簡単な文句の所だけで見れば、前の契約書の内容が羅列され、それを双方合意の元破棄するとある。
「あ・・・・・ありがとう、ございます」
静は江坂を見上げ、ありがとうと呟いた。多分、こんな言葉ではとても江坂の労力とは比べ物にならないだろうが、それでも感謝
の思いを込めて言う。
「いいえ、あなたも、そしてあなたの家族にも何も無くて良かった」
「・・・・・」
「どうしました?」
「・・・・・江坂さんて・・・・・どうしてそんなに優しいんですか?」
「私が?」
意外な言葉を聞いたかのように江坂は聞き返してくるが、静はこんなにも誰かのために動く人間は知らない。

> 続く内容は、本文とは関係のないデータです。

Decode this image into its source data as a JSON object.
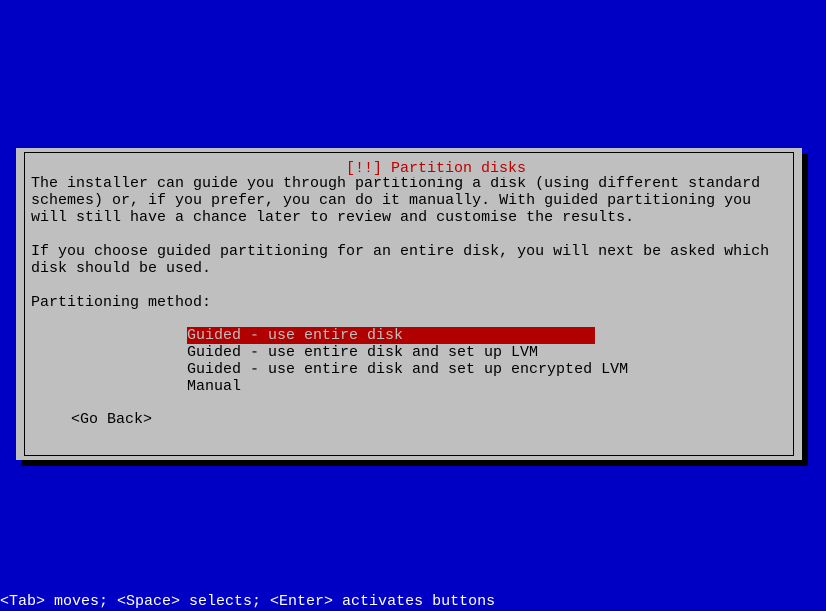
{
  "dialog": {
    "title": "[!!] Partition disks",
    "paragraph1": "The installer can guide you through partitioning a disk (using different standard schemes) or, if you prefer, you can do it manually. With guided partitioning you will still have a chance later to review and customise the results.",
    "paragraph2": "If you choose guided partitioning for an entire disk, you will next be asked which disk should be used.",
    "prompt": "Partitioning method:",
    "options": [
      "Guided - use entire disk",
      "Guided - use entire disk and set up LVM",
      "Guided - use entire disk and set up encrypted LVM",
      "Manual"
    ],
    "selected_index": 0,
    "go_back_label": "<Go Back>"
  },
  "help_line": "<Tab> moves; <Space> selects; <Enter> activates buttons"
}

こんなにも優しい人が自分を想ってくれている。それは奇跡のような幸せだと思った。
自分に抱きついてくる静の身体に腕を回し、江坂は小さな笑みを口元に浮かべていた。
静には契約破棄の書類しか見せていないが、江坂は来日したハーマングループのCEO相手に、新しい、もちろんこちらが優位
になる契約を交わした。
今回の江坂の素早い対応と緻密な戦略に、切迫する思いを抱いていたらしいハーマングループ側は、江坂の申し出を検討す
る余裕さえ無かっただろう。
今回は不愉快なこともあったが、アメリカでの良い手先が出来たと思えば、多少は気も晴れる。何より、静は喜んでくれた。
後は・・・・・。
「静さん、明日、時間を作ってください」
「え?」
「全てが穏便に始末が付いた祝いをしましょう」
静に異論は無いらしく、直ぐに頷きが返ってきたが、それには他の意味もある。
「どこに行くんですか?」
「美味しいイタリア料理の店を見付けたんですよ。ホテルの中にあるんですが・・・・・あなたも今回のことでは神経を遣ったでしょ
う?ゆっくりと過ごしませんか」
「はい」
快諾する静の反応に頷き、江坂は目を細める。